Should We Be Perturbed About Deep Learning?

Desmond Higham, The University of Edinburgh
Enabling real-time multi-messenger astrophysics discoveries with deep learning

Many commentators are asking whether current AI solutions are sufficiently robust, resilient, and trustworthy; and how such issues should be quantified and addressed. I believe that numerical analysts can contribute to the debate.

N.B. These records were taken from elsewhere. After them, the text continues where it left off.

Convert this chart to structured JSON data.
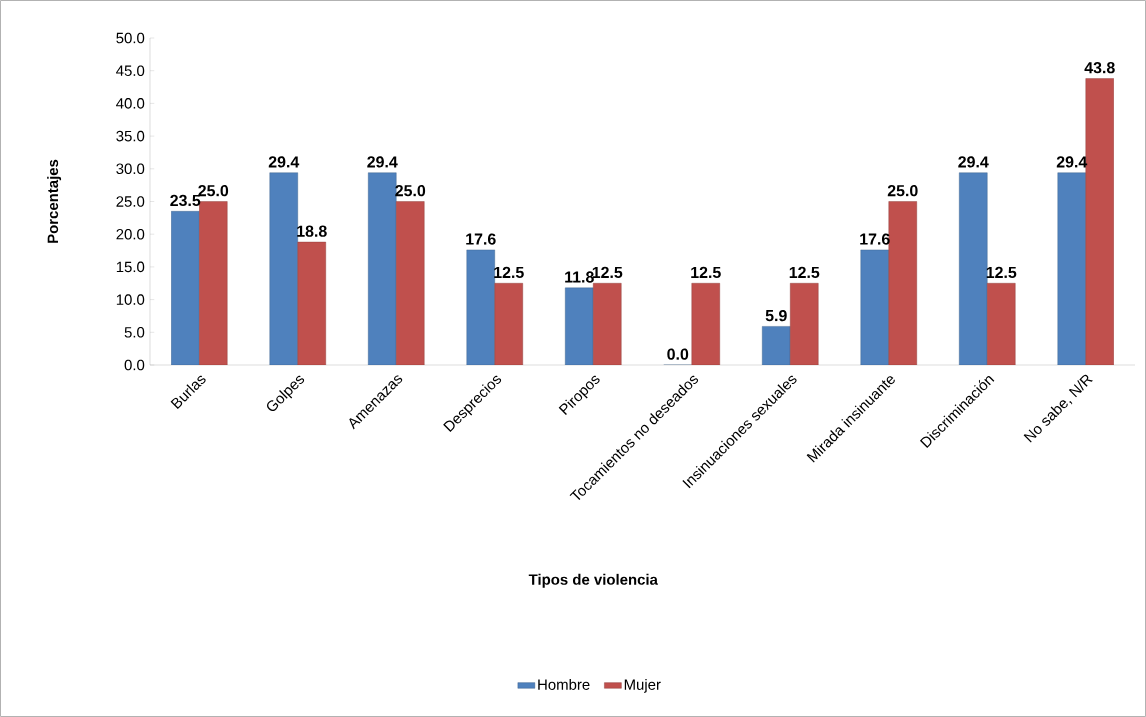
{
  "chart_data": {
    "type": "bar",
    "xlabel": "Tipos de violencia",
    "ylabel": "Porcentajes",
    "categories": [
      "Burlas",
      "Golpes",
      "Amenazas",
      "Desprecios",
      "Piropos",
      "Tocamientos no deseados",
      "Insinuaciones sexuales",
      "Mirada insinuante",
      "Discriminación",
      "No sabe, N/R"
    ],
    "series": [
      {
        "name": "Hombre",
        "color": "#4f81bd",
        "values": [
          23.5,
          29.4,
          29.4,
          17.6,
          11.8,
          0.0,
          5.9,
          17.6,
          29.4,
          29.4
        ],
        "value_labels": [
          "23.5",
          "29.4",
          "29.4",
          "17.6",
          "11.8",
          "0.0",
          "5.9",
          "17.6",
          "29.4",
          "29.4"
        ]
      },
      {
        "name": "Mujer",
        "color": "#c0504d",
        "values": [
          25.0,
          18.8,
          25.0,
          12.5,
          12.5,
          12.5,
          12.5,
          25.0,
          12.5,
          43.8
        ],
        "value_labels": [
          "25.0",
          "18.8",
          "25.0",
          "12.5",
          "12.5",
          "12.5",
          "12.5",
          "25.0",
          "12.5",
          "43.8"
        ]
      }
    ],
    "ylim": [
      0,
      50
    ],
    "yticks": [
      {
        "value": 0,
        "label": "0.0"
      },
      {
        "value": 5,
        "label": "5.0"
      },
      {
        "value": 10,
        "label": "10.0"
      },
      {
        "value": 15,
        "label": "15.0"
      },
      {
        "value": 20,
        "label": "20.0"
      },
      {
        "value": 25,
        "label": "25.0"
      },
      {
        "value": 30,
        "label": "30.0"
      },
      {
        "value": 35,
        "label": "35.0"
      },
      {
        "value": 40,
        "label": "40.0"
      },
      {
        "value": 45,
        "label": "45.0"
      },
      {
        "value": 50,
        "label": "50.0"
      }
    ],
    "grid": false,
    "legend": "bottom"
  }
}
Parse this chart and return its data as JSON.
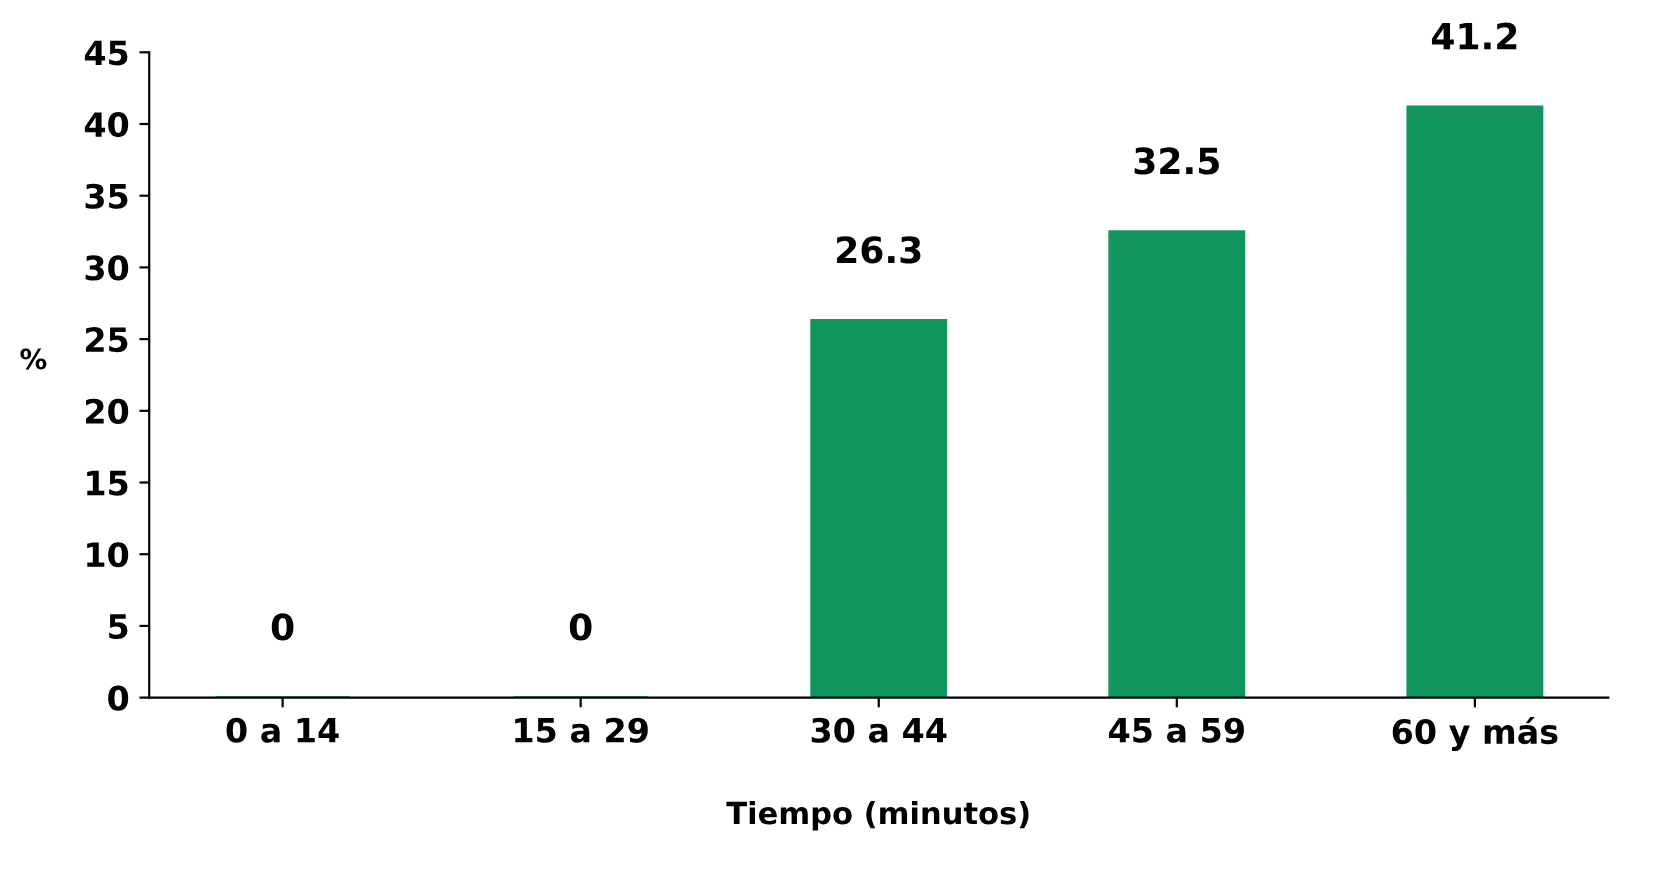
{
  "chart_data": {
    "type": "bar",
    "xlabel": "Tiempo (minutos)",
    "ylabel": "%",
    "categories": [
      "0 a 14",
      "15 a 29",
      "30 a 44",
      "45 a 59",
      "60 y más"
    ],
    "values": [
      0,
      0,
      26.3,
      32.5,
      41.2
    ],
    "color": "#12955e",
    "ylim": [
      0,
      45
    ],
    "yticks": [
      0,
      5,
      10,
      15,
      20,
      25,
      30,
      35,
      40,
      45
    ],
    "data_labels": true,
    "grid": false
  }
}
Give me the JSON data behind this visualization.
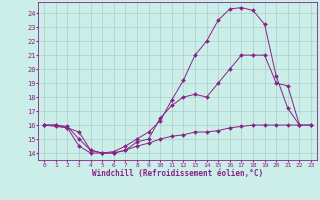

In part 1 of this talk I will look at the common practice of using low precision floating point formats to speed up computation time. I will focus on evaluating the softmax and log-sum-exp functions, which play an important role in many classification tools. Here, across widely used packages we see mathematically equivalent but computationally different formulations; these variations have been designed in an effort to avoid overflow and underflow. I will show that classical rounding error analysis gives insights into their floating-point accuracy, and suggests a method of choice. In part 2 I will look at a bigger picture question concerning sensitivity to adversarial attacks in deep learning. Adversarial attacks are deliberate, targeted perturbations to input data that have a dramatic effect on the output; for example, a traffic "Stop" sign on the roadside can be misinterpreted as a speed limit sign when minimal graffiti is added. The vulnerability of systems to such interventions raises questions around security, privacy and ethics, and there has been a rapid escalation of attack and defense strategies. I will consider a related higher-level question: under realistic assumptions, do adversarial examples always exist with high probability? I will also introduce and discuss the idea of a stealth attack: an undetectable, targeted perturbation to the trained network itself.

Part 1 is joint work with Pierre Blanchard (ARM) and Nick Higham (Manchester).

Part 2 is joint work with Alexander Gorban and Ivan Tyukin (Leicester).